Plusieurs centaines de personnes, environ 800, se sont rassemblées le dimanche 17 janvier au gois de l’Île Berder, dans le golfe du Morbihan, pour protester contre le projet d’hôtel de luxe, déposé par le groupe Giboire.
Il faut dire que le projet est pharaonique : hôtel de luxe de 80 chambres, piscine, spa, hammam, parking de 100 places, de nature à dénaturer ce petit joyau de la nature qu’est cette île, une des rares du golfe accessibles à pied à marée basse et où les habitants du voisinage ont l’habitude de venir se promener librement. Déjà Michel Giboire, qui est propriétaire de l’île en a fait sa résidence secondaire, ce qui est son droit, dans les anciennes pêcheries, mais il a, contrevenant à la loi, détourné le chemin côtier pour ne pas être dérangé par les promeneurs.
L’association Berder ensemble, dont Marc Chapiro, qui nous a alertés, est le président, est vent debout contre ce projet. Elle a été rejointe dans ce combat par 20 associations et est soutenue par trois parlementaires morbihannais, le sénateur Joël Labbé et les députés Hervé Pellois et Paul Molac. Ce rassemblement n’est pas le premier qu’ils organisent.
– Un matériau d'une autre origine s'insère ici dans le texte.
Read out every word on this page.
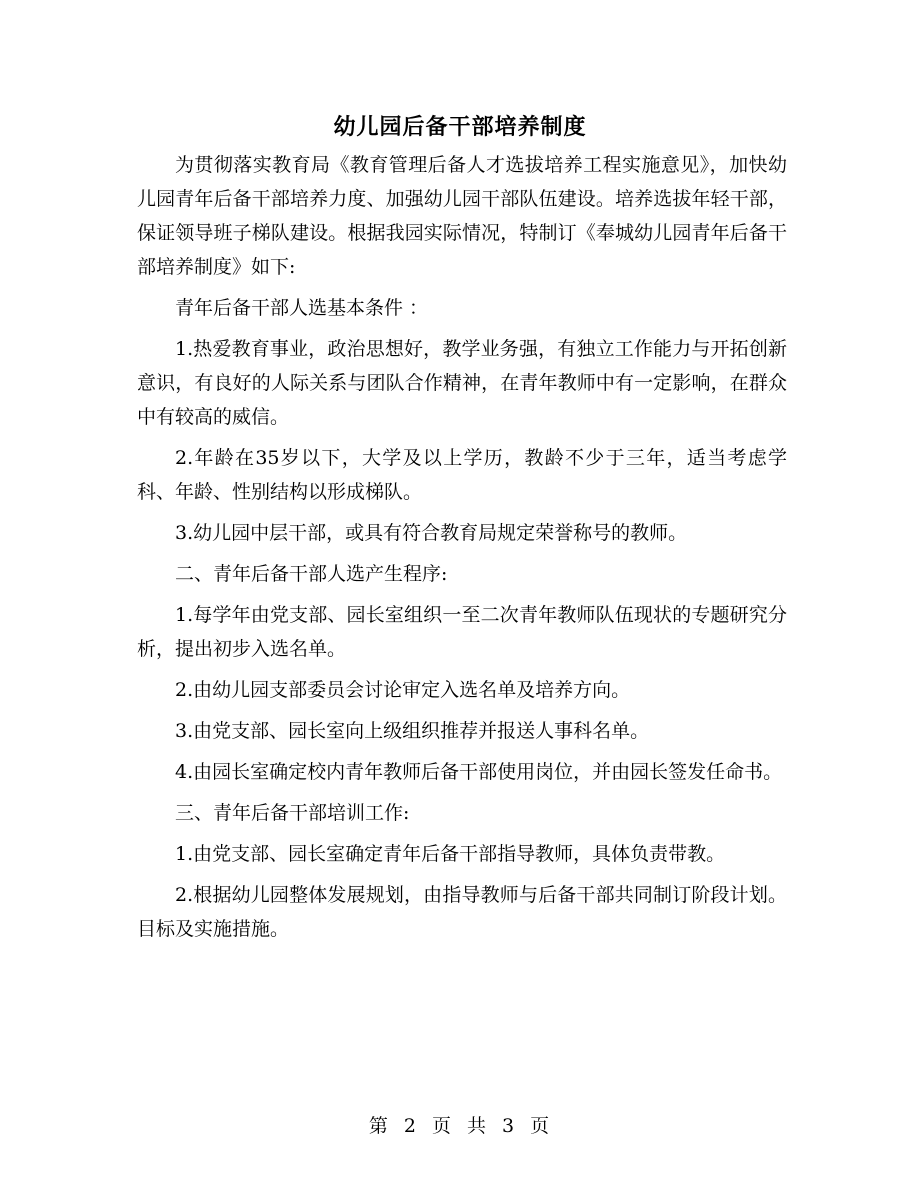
幼儿园后备干部培养制度

为贯彻落实教育局《教育管理后备人才选拔培养工程实施意见》，加快幼儿园青年后备干部培养力度、加强幼儿园干部队伍建设。培养选拔年轻干部，保证领导班子梯队建设。根据我园实际情况，特制订《奉城幼儿园青年后备干部培养制度》如下:

青年后备干部人选基本条件 ：

1.热爱教育事业，政治思想好，教学业务强，有独立工作能力与开拓创新意识，有良好的人际关系与团队合作精神，在青年教师中有一定影响，在群众中有较高的威信。

2.年龄在35岁以下，大学及以上学历，教龄不少于三年，适当考虑学科、年龄、性别结构以形成梯队。

3.幼儿园中层干部，或具有符合教育局规定荣誉称号的教师。

二、青年后备干部人选产生程序:

1.每学年由党支部、园长室组织一至二次青年教师队伍现状的专题研究分析，提出初步入选名单。

2.由幼儿园支部委员会讨论审定入选名单及培养方向。

3.由党支部、园长室向上级组织推荐并报送人事科名单。

4.由园长室确定校内青年教师后备干部使用岗位，并由园长签发任命书。

三、青年后备干部培训工作:

1.由党支部、园长室确定青年后备干部指导教师，具体负责带教。

2.根据幼儿园整体发展规划，由指导教师与后备干部共同制订阶段计划。目标及实施措施。

第 2 页 共 3 页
Ils se rebellent contre les atteintes à cet espace remarquable, classé Natura 2000 et proposent d’en faire « un lieu où se côtoient la nature, les activités sportives et culturelles et aussi des activités économiques qui permettent les équilibres nécessaires ». Ils militent d’ailleurs pour faire de l’île un parc départemental.
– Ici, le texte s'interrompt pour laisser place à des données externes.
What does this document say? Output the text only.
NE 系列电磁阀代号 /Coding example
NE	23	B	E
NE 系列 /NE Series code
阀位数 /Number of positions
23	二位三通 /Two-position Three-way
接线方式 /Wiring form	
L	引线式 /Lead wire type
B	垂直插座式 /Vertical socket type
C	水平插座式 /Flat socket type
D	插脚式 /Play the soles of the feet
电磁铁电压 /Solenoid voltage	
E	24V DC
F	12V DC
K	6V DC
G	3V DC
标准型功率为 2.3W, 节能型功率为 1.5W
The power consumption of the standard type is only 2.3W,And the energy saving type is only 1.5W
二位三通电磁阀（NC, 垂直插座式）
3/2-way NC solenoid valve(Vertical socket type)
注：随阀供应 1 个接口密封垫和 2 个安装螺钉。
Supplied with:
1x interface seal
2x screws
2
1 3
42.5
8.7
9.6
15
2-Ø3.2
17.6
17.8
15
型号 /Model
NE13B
Il est à remarquer que le cas de l’île Berder n’est pas un phénomène marginal, ni en Bretagne, ni en France. Auparavant, propriété d’Yves Rocher, elle était louée à Loisirs, Vacances, Tourisme, une association à but non lucratif de tourisme populaire. Seulement les propriétaires n’ont jamais réalisé les travaux nécessaires d’entretien. La nécessité de travaux est un alibi pour permettre au tourisme de luxe de s’en emparer. Dans mon secteur natal plusieurs transferts ou tentatives de transferts de ce genre sont à signaler et la liste serait longue à établir pour le territoire breton. A Saint-Briac-sur-Mer, le château du Nessay avait été acheté en son temps par la municipalité d’alors qui l’avait dévolu aux activités nautiques et classes de mer. Les municipalités qui ont suivi n’ont pas assuré les travaux nécessaires et il a été transformé en hôtel 4 étoiles. À Dinard l’ancien muséum de la mer est devenu un hôtel 5 étoiles. Le groupe Beaumanoir, à Saint-Malo vise le château de la Briantais, et son parc dominant la Rance, qui appartint à l’ancien maire Guy La Chambre, aujourd’hui propriété communale, pour en faire un hôtel de standing…
Après la dernière guerre mondiale, dans la mouvance du programme du Conseil national de la Résistance, des comités d’entreprises, des municipalités ont acheté des grandes propriétés pour permettre au plus grand nombre de profiter de la mer (mais aussi de la campagne ou de la montagne). Puis est venue la désindustrialisation et la diminution des moyens des collectivités locales, le dernier avatar est la suppression de la taxe d’habitation. La gestion de ces équipements est devenue difficile d’autant que les conditions d’exploitation sont devenues draconiennes, mais si la sécurité le justifie, on n’a pas accompagné les collectivités pour qu’elles y souscrivent. Et pour une certaine partie de la population, ces établissements mis à la disposition des plus humbles, c’était, comme on dit par chez moi, de la confiture donnée aux cochons. D’autant, comme les statisticiens économiques le constatent que si la pauvreté devient galopante, les nantis, eux voient leurs fortunes gonfler sans cesse…
Il faudra sans doute revenir plus longuement sur ce phénomène d’appropriation, au bénéfice des plus aisés, de ce patrimoine bâti ou naturel, avec d’ailleurs l’approbation, comme à Larmor-Baden d’une partie de la population, sans malice pour certains qui n’y voient là que le moyen simple de régler une situation difficile. Pour aujourd’hui, en appelant à la vigilance, nous saluerons surtout les associations qui, comme « Berder ensemble », luttent contre ce hold up de l’hôtellerie de luxe sur les plus beaux sites, mais aussi proposent des solutions afin que ces endroits soient dévolus au plus grand nombre dans le respect de la nature, et militent pour que communes, départements, régions, voire Etat jouent leur rôle à cet effet.